Unless I'm willing to go to such lengths to do the necessary legwork to purposely situate myself in the right location at the right time, many of the shots I take on a normal basis is classified (as they call it) "snap-shots", even if I do have some of the other elements.

One thing they do emphasis over and over is that your gear (price of your camera) is NOT one of the crucial elements of a great photo. I suppose this is to encourage those with entry-level DSLRs and the like. That's fine, but when they suggest "you gotta go to the right spots" which invariably means travel costs, the cost of gear seems to pale in comparison.

Your thoughts on this?

I firmly believe that a great photographer can find almost any local interesting from a photographic  perspective. I don't get to travel nearly as much as I'd like and I kind of feel the same way... that it'd be great to be in some really exotic locations to photograph (and experience on other ways). The challenge though is in working with what you have. All kinds of lighting can work, from overcast to hard sun, to artificial, provided that it's the right match for the subject and is handled in just the right way (exposure and post processing). What's really exciting for me is photographs of the most ordinary things that really transcend their ordinariness... Not easy to achieve, but worth striving to do. Maybe the thing to do is to look at a lot of photography (and not just the stuff on these sites, but books of great photographers work) with a special eye toward work that you like that is able to capture what's ordinary and transcend it... Trust me, there's plenty of that kind of work out there.

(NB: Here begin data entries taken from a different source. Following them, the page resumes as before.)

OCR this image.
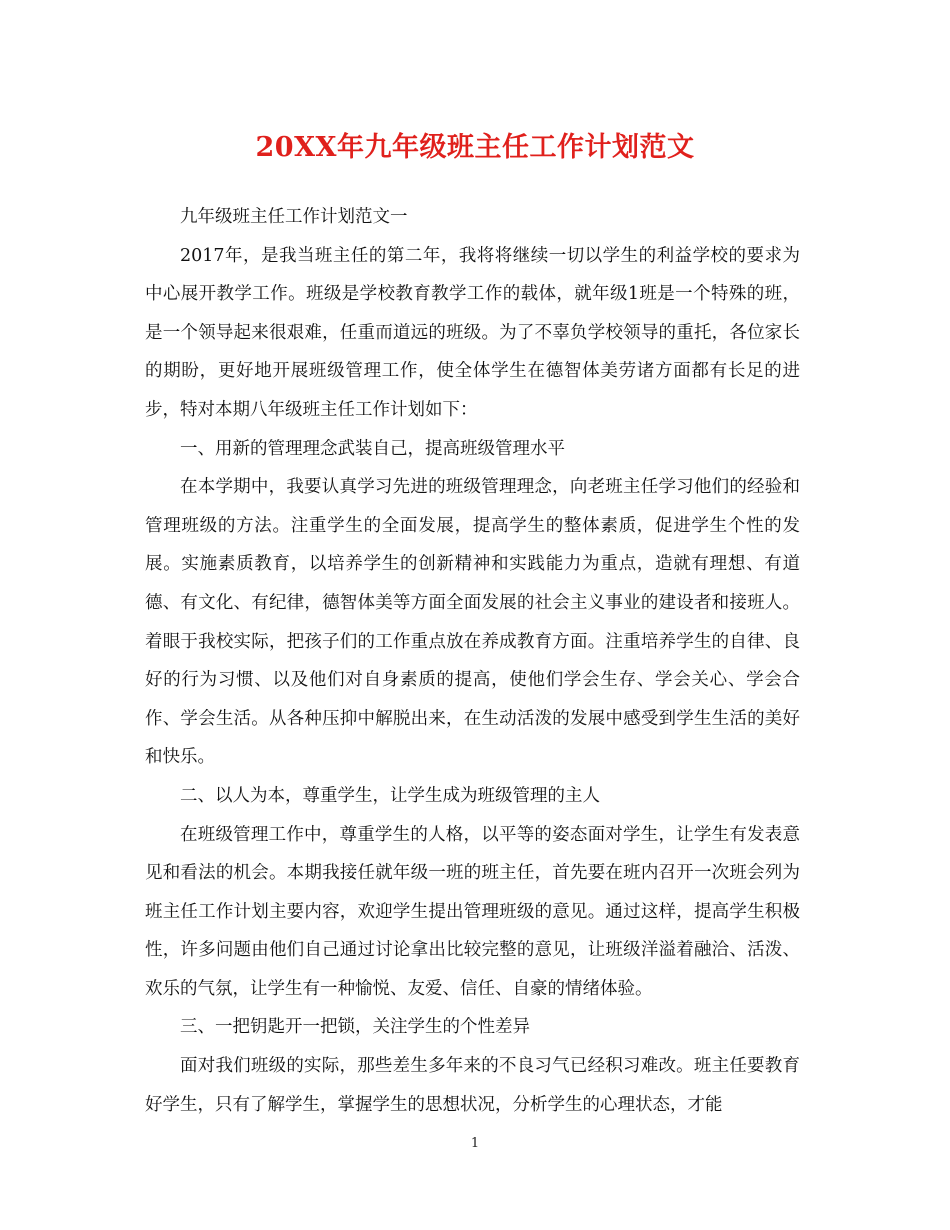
20XX年九年级班主任工作计划范文

九年级班主任工作计划范文一

2017年，是我当班主任的第二年，我将将继续一切以学生的利益学校的要求为中心展开教学工作。班级是学校教育教学工作的载体，就年级1班是一个特殊的班，是一个领导起来很艰难，任重而道远的班级。为了不辜负学校领导的重托，各位家长的期盼，更好地开展班级管理工作，使全体学生在德智体美劳诸方面都有长足的进步，特对本期八年级班主任工作计划如下：

一、用新的管理理念武装自己，提高班级管理水平

在本学期中，我要认真学习先进的班级管理理念，向老班主任学习他们的经验和管理班级的方法。注重学生的全面发展，提高学生的整体素质，促进学生个性的发展。实施素质教育，以培养学生的创新精神和实践能力为重点，造就有理想、有道德、有文化、有纪律，德智体美等方面全面发展的社会主义事业的建设者和接班人。着眼于我校实际，把孩子们的工作重点放在养成教育方面。注重培养学生的自律、良好的行为习惯、以及他们对自身素质的提高，使他们学会生存、学会关心、学会合作、学会生活。从各种压抑中解脱出来，在生动活泼的发展中感受到学生生活的美好和快乐。

二、以人为本，尊重学生，让学生成为班级管理的主人

在班级管理工作中，尊重学生的人格，以平等的姿态面对学生，让学生有发表意见和看法的机会。本期我接任就年级一班的班主任，首先要在班内召开一次班会列为班主任工作计划主要内容，欢迎学生提出管理班级的意见。通过这样，提高学生积极性，许多问题由他们自己通过讨论拿出比较完整的意见，让班级洋溢着融洽、活泼、欢乐的气氛，让学生有一种愉悦、友爱、信任、自豪的情绪体验。

三、一把钥匙开一把锁，关注学生的个性差异

面对我们班级的实际，那些差生多年来的不良习气已经积习难改。班主任要教育好学生，只有了解学生，掌握学生的思想状况，分析学生的心理状态，才能

1
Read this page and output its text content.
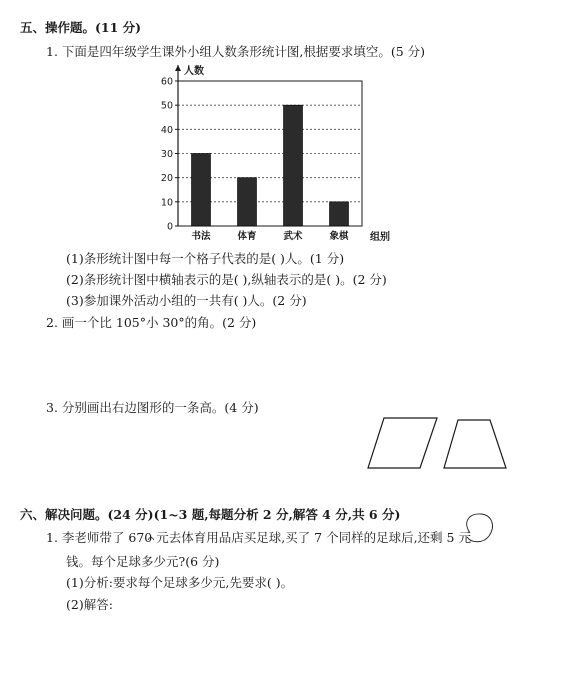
五、操作题。(11 分)
1. 下面是四年级学生课外小组人数条形统计图,根据要求填空。(5 分)
0
10
20
30
40
50
60
人数
组别
书法	体育	武术	象棋
(1)条形统计图中每一个格子代表的是( )人。(1 分)
(2)条形统计图中横轴表示的是( ),纵轴表示的是( )。(2 分)
(3)参加课外活动小组的一共有( )人。(2 分)
2. 画一个比 105°小 30°的角。(2 分)
3. 分别画出右边图形的一条高。(4 分)
六、解决问题。(24 分)(1~3 题,每题分析 2 分,解答 4 分,共 6 分)
1. 李老师带了 670 元去体育用品店买足球,买了 7 个同样的足球后,还剩 5 元
钱。每个足球多少元?(6 分)
(1)分析:要求每个足球多少元,先要求( )。
(2)解答:
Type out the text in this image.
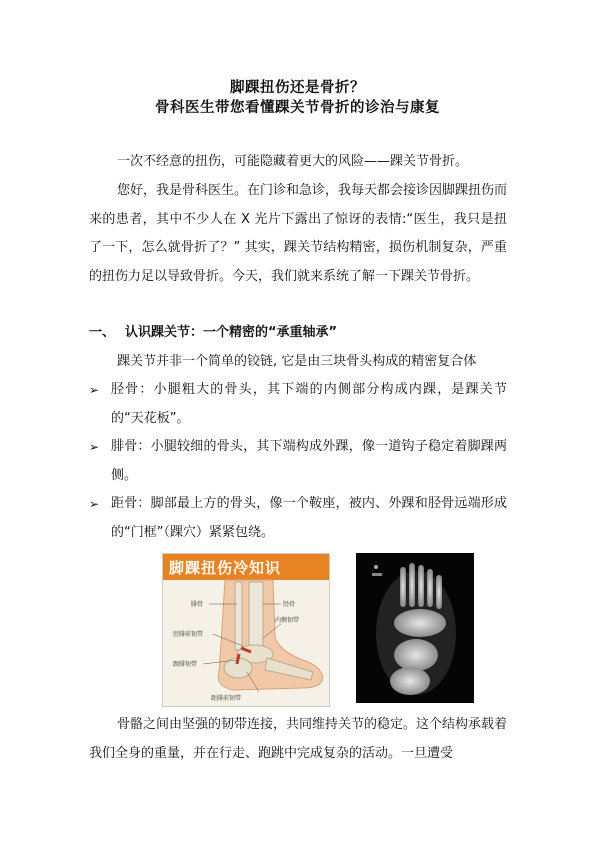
脚踝扭伤还是骨折？
骨科医生带您看懂踝关节骨折的诊治与康复
一次不经意的扭伤，可能隐藏着更大的风险——踝关节骨折。
您好，我是骨科医生。在门诊和急诊，我每天都会接诊因脚踝扭伤而来的患者，其中不少人在 X 光片下露出了惊讶的表情:“医生，我只是扭了一下，怎么就骨折了？” 其实，踝关节结构精密，损伤机制复杂，严重的扭伤力足以导致骨折。今天，我们就来系统了解一下踝关节骨折。
一、 认识踝关节：一个精密的“承重轴承”
踝关节并非一个简单的铰链, 它是由三块骨头构成的精密复合体
➢ 胫骨：小腿粗大的骨头，其下端的内侧部分构成内踝，是踝关节的“天花板”。
➢ 腓骨：小腿较细的骨头，其下端构成外踝，像一道钩子稳定着脚踝两侧。
➢ 距骨：脚部最上方的骨头，像一个鞍座，被内、外踝和胫骨远端形成的“门框”（踝穴）紧紧包绕。
脚踝扭伤冷知识
腓骨	胫骨
胫腓前韧带
内侧韧带
跟腓韧带
距腓前韧带
骨骼之间由坚强的韧带连接，共同维持关节的稳定。这个结构承载着我们全身的重量，并在行走、跑跳中完成复杂的活动。一旦遭受
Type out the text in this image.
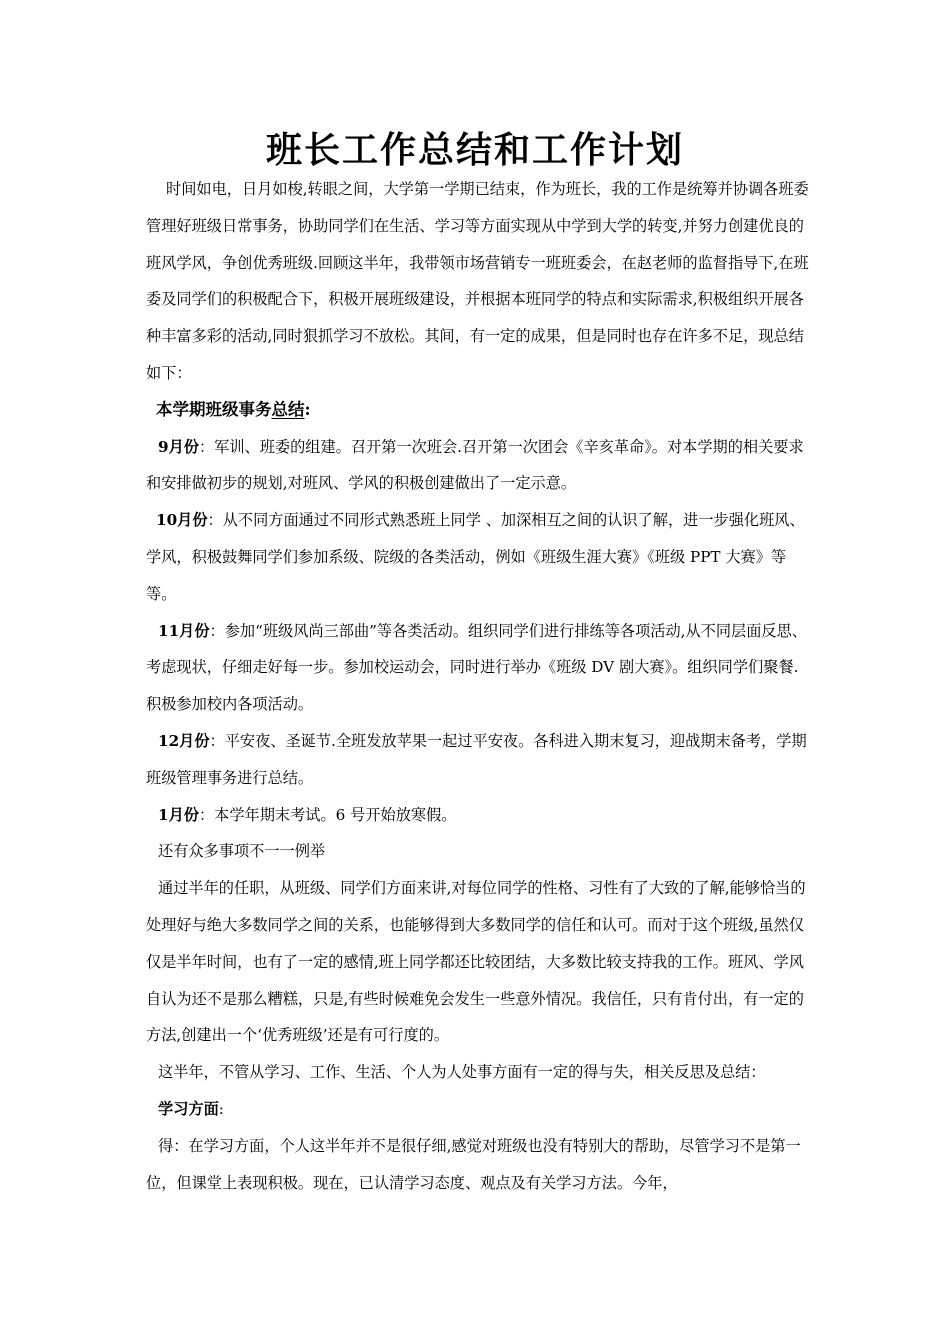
班长工作总结和工作计划

时间如电，日月如梭,转眼之间，大学第一学期已结束，作为班长，我的工作是统筹并协调各班委管理好班级日常事务，协助同学们在生活、学习等方面实现从中学到大学的转变,并努力创建优良的班风学风，争创优秀班级.回顾这半年，我带领市场营销专一班班委会，在赵老师的监督指导下,在班委及同学们的积极配合下，积极开展班级建设，并根据本班同学的特点和实际需求,积极组织开展各种丰富多彩的活动,同时狠抓学习不放松。其间，有一定的成果，但是同时也存在许多不足，现总结如下：

本学期班级事务总结:

9月份：军训、班委的组建。召开第一次班会.召开第一次团会《辛亥革命》。对本学期的相关要求和安排做初步的规划,对班风、学风的积极创建做出了一定示意。

10月份：从不同方面通过不同形式熟悉班上同学 、加深相互之间的认识了解，进一步强化班风、学风，积极鼓舞同学们参加系级、院级的各类活动，例如《班级生涯大赛》《班级 PPT 大赛》等等。

11月份：参加“班级风尚三部曲”等各类活动。组织同学们进行排练等各项活动,从不同层面反思、考虑现状，仔细走好每一步。参加校运动会，同时进行举办《班级 DV 剧大赛》。组织同学们聚餐.积极参加校内各项活动。

12月份：平安夜、圣诞节.全班发放苹果一起过平安夜。各科进入期末复习，迎战期末备考，学期班级管理事务进行总结。

1月份：本学年期末考试。6 号开始放寒假。

还有众多事项不一一例举

通过半年的任职，从班级、同学们方面来讲,对每位同学的性格、习性有了大致的了解,能够恰当的处理好与绝大多数同学之间的关系，也能够得到大多数同学的信任和认可。而对于这个班级,虽然仅仅是半年时间，也有了一定的感情,班上同学都还比较团结，大多数比较支持我的工作。班风、学风自认为还不是那么糟糕，只是,有些时候难免会发生一些意外情况。我信任，只有肯付出，有一定的方法,创建出一个‘优秀班级’还是有可行度的。

这半年，不管从学习、工作、生活、个人为人处事方面有一定的得与失，相关反思及总结：

学习方面:

得：在学习方面，个人这半年并不是很仔细,感觉对班级也没有特别大的帮助，尽管学习不是第一位，但课堂上表现积极。现在，已认清学习态度、观点及有关学习方法。今年，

Also, I'd urge you to disregard the comment about landscape photography being "boring." There's a pretty wide range of work that would qualify for that label and so it seems pretty silly to put it all in one bag... especially if that's the kind of thing that you're really drawn to. We're all drawn to certain subject matter, but I think that it's a mistake to discount any sort of subject like that... I think that it's much more useful to form opinions about what shooting style and what photographers we like (those preferences help to inform own own style) than it is to be opinionated about really big generalities, like subject matter.

"The challenge though is in working with what you have."

This is where creativity thrives. I swear you'd be able to get a shot well worth it's time spent in your own bedroom if you work hard enough. I swear no place is no place for photography - unless it's pitch black. Work hard and love the challenge.